8. Auteur theory is not sexist. The industry itself, in nearly every country that has one, is sexist, and that’s the problem. Combine these inequities with a distortion of the basics of the theory and you get “the director as rockstar“ – typically a male rockstar.
*amorphous dammit— that’ll teach me to tweet before I have my coffee
9. I don’t believe it’s possible to look at the work of a filmmaker like Agnes Varda, Sofia Coppola, Ava Duvernay, Lynn Ramsay, Claire Denis, etc. and not see s powerful validation of the original core idea behind auteur theory. Which is something like 1/2
The person in production who exerts the strongest personality/style/amount of power tends to dictate the course of the production. That might be the director. But it isn’t always the director. Under the old stereo system it often was not the director. 2/2
Directors in the old studio system were treated like actors. They had a certain thing they were considered to be “good at“ — like George Cukor directing love stories/“women’s pictures“ or John Ford directing westerns— and they got typecast and their choices were often overruled.
One of the great things about this new understanding of the director was it gave them more freedom & control & more of a public profile. Of course that was also one of the bad things, and the sexism of the industry contributed to some God complexes and elevated mediocrities.
I wrote a lot of other observations for this thread but they are trapped in drafts, for some reason. I might return to this thread at some later date. Bottom line: it’s a good theory, very useful, and the problem is the distortion/misapplication of it.
Also, I know I lost the numbering in certain point, but hey, I am the auteur of this thread, and I hereby declare that I meant to do it.
Also: every day, we film buffs should be thanking the French critics of the 1950s who developed auteur theory, because without them, there wouldn’t be as much deep appreciation of great art happening in “disreputable” genres.

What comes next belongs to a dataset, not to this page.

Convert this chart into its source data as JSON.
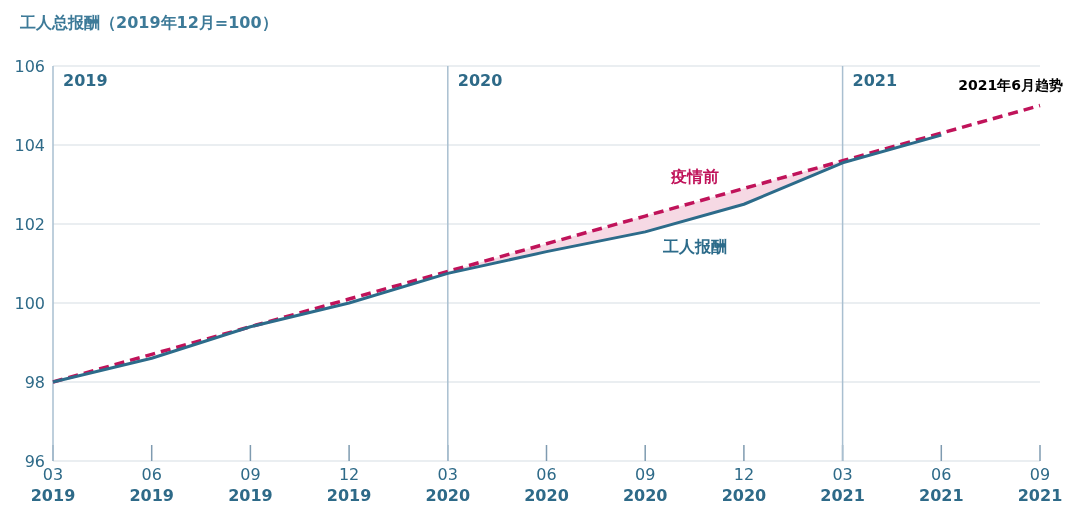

Marvel, Pixar, Disney, and a few other studios absolutely deserve primary credit for the totality of films they release. The directors are hired guns there, even when they are allowed to exert a lot of their own personality & feeling.
There was a long period where movie stars who also produced were really the primary authors of their movies. Warren Beatty and Barbra Streisand are 2 examples. After a certain point every movie they made felt like one of “their“ movies regardless of who was credited as director.
Clint Eastwood is another example. Does anybody really think that Buddy Van Horn was the driving force of a movie that he directed but Clint Eastwood starred in? The “author“ is not automatically the credited director. It’s the big kahuna, whoever that is.
One thing that is of parenthetical interest to me here is the way that certain networks/streaming platforms are like the movie studios of old, and commission work that has a certain very distinct personality, HBO and FX being the primary examples.
Anyway, this is obviously a very rich subject that resists summary in any format. I advise people who are interested in this subject to seek out additional reading. This list is quite good. https://www.questia.com/library/communication/media-studies/film/auteur-theory
I should put an addendum here: a big motivation of auteur theory In the 1st place was to reclaim artistry from the system. Much of the attention focused on scrutinizing the careers of certain directors who worked for the “factory” of the studios to demonstrate they were artists.
The one thing that nearly everybody who gets called an “auteur” has in common is that they have a producing credit, and it actually means something (i.e. it isn’t ceremonial). Stars don’t have much power, but producer-stars have a lot. Ditto producer-directors, producer-writers.